Your articles on the Neuro-Psychological Testing were right on (October 8-22). My husband underwent testing twice and your articles explained it things exactly the way they were. Besides the test, we also tried therapy.
This was a process. First, I had to shop around for a psychiatrist, or psychologist. Where I live, the cost of a psychiatrist is covered under Medicare, but the wait to see one is very long. A psychologist is not covered and is expensive. Our private medical plan had some coverage for a psychologist, but not enough to carry us through to the point of progress. Counseling was a long, involved and extensive process, requiring an investment of time, effort and patience on both our parts. Besides the joint sessions, we also had individual counseling.
These sessions gave me hope that there would be good results. We tried several psychiatrists before I found a female one, who was supportive and understood my point- of-view and my emotion. My husband and I attended sessions together, and for a while there was progress. However, my husband would soon revert to his old ways, “forgetting” what he learned, and we’d start all over again. After several attempts, I gave up on the counseling, as I could not handle getting my hopes up, and then having them knocked down over and over again. I was missing a lot of work and felt like I was living on a hamster’s wheel, going in circles. I finally accepted that his behavior was not going to change permanently and that I just had to deal with it.
We also tried family counseling with our teenage children, something that was very hard to do. Our son did not participate much and our daughter was very emotional. She worried about her mother “surviving” with this cruel side of her father that his illness brought out. As the progress was minimal and short-term and it was hard to have my daughter upset, we discontinued these sessions as well.
I have accepted that because of his illness, my husband will not be able to change his words (thinking before speaking), his actions (acting in an embarrassing way in front of others), his lack of participation in family activities, and I have come to be grateful for the fact that he is able to get out of bed every day and still work (after being diagnosed 28 years ago).
I will not give up some of the freedom I have while he can still function to some reasonable degree. I travel (he doesn’t want to). Just recently I went to a spa all by myself. I don’t know when the medical situation will change and I won’t be able to leave home without worrying that the house will burn down, or an accident will happen because of his forgetfulness, so I do these things now for myself.
Therapy may help some of the ill spouses and changes may occur that are long lasting. Therapy may keep you sane. I continued therapy on my own, if just to relieve pressure and stress. My well spouse support group for wives (I found the well spouse men have different needs and different outlook than women and should be in a group of their own) was a lifesaver for me at a time when I was holding on by two strings. I remember the feeling of drowning and that saying that you come up 3 times and then go down forever. Well, and I did not want to come up again. I cannot swim so the analogy of using water is very frightening to me, as I have no control in water, so it was a very scary time for me. The women in this group were literally my life jackets. I developed some absolutely wonderful personal friendships that I cherish so much. I can say whatever I want to them without worrying about it being inappropriate, because they truly understand and don’t judge my feelings. All of them had been in my shoes and walked my walk.
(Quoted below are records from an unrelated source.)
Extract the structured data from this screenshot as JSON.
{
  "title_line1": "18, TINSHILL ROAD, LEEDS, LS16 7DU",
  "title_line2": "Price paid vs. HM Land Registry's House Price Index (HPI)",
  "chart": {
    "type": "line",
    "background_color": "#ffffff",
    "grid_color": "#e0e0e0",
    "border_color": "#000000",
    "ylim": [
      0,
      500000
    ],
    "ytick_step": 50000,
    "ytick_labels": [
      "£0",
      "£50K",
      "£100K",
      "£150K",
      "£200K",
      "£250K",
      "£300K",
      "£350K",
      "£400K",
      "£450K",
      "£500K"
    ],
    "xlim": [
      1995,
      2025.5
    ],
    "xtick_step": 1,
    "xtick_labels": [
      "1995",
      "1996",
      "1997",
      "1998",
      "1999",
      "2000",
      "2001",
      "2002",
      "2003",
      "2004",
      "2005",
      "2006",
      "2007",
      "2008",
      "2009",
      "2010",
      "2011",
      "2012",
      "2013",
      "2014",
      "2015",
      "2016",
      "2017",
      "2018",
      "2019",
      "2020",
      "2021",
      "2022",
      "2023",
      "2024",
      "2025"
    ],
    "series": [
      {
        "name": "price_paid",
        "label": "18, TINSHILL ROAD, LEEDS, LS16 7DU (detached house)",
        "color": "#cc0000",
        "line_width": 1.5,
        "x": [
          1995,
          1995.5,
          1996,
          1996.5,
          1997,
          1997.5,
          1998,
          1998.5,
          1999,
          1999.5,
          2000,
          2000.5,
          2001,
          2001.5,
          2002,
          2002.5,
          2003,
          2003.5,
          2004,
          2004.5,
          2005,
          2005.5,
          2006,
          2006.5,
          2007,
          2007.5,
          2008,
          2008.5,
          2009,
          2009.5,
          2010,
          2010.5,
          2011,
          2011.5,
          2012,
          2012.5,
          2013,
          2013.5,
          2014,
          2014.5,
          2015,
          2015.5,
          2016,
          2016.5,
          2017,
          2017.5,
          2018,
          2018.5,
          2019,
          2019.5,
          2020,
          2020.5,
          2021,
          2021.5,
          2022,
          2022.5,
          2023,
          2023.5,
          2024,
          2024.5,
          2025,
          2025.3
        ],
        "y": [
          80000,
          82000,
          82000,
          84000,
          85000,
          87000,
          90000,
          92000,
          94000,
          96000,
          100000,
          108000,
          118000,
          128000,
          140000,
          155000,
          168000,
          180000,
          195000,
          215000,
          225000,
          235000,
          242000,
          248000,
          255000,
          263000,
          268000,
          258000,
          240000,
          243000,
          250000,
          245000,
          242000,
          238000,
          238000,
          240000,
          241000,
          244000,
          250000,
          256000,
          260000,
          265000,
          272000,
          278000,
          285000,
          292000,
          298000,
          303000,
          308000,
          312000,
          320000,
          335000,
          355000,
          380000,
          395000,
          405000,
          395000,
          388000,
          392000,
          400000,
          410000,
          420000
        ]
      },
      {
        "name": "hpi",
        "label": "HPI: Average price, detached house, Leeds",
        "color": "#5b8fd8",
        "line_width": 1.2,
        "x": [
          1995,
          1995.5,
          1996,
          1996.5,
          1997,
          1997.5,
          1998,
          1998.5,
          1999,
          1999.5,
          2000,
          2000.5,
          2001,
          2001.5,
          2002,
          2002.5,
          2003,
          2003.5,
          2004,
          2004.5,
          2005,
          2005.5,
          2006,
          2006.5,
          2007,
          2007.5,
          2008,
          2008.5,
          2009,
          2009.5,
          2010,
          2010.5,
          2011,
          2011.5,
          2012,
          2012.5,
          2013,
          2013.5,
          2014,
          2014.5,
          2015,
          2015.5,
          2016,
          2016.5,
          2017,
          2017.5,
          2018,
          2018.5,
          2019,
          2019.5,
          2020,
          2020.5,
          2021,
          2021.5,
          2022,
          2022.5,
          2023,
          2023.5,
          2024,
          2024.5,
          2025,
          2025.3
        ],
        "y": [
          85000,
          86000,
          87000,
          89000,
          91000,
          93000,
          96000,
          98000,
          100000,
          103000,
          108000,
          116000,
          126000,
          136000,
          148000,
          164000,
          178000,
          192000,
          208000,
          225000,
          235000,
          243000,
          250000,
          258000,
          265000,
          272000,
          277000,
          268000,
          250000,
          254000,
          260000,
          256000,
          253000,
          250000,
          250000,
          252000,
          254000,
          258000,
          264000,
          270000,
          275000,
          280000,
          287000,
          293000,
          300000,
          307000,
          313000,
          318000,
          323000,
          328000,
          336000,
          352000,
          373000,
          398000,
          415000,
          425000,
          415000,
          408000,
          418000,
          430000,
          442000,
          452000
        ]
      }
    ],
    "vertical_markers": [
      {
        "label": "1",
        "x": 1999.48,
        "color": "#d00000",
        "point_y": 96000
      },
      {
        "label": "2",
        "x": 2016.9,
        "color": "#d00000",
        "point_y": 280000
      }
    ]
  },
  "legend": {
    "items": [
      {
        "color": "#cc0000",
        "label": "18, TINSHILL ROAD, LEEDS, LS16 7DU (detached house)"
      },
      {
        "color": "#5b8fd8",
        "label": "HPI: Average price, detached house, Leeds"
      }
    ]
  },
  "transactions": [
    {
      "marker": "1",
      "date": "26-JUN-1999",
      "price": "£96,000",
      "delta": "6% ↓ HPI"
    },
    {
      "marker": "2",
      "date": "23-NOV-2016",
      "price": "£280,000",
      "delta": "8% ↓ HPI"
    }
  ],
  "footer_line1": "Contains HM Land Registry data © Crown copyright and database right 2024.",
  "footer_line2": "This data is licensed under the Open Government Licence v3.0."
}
It was difficult for them to “go back there” and share their experiences with me the first time I went to the group. They did it, retold their stories to me, just so I could see there was hope and see that they were surviving and that I could too. I cannot thank these women enough for getting me through that time and carrying me and giving me more strings to hang onto so that I would float instead of sink. (One of the women in my group actually taught me how to really float in the water, in my 40’s no less; it’s not easy to learn things later in life and I have since gone on to take swimming lessons).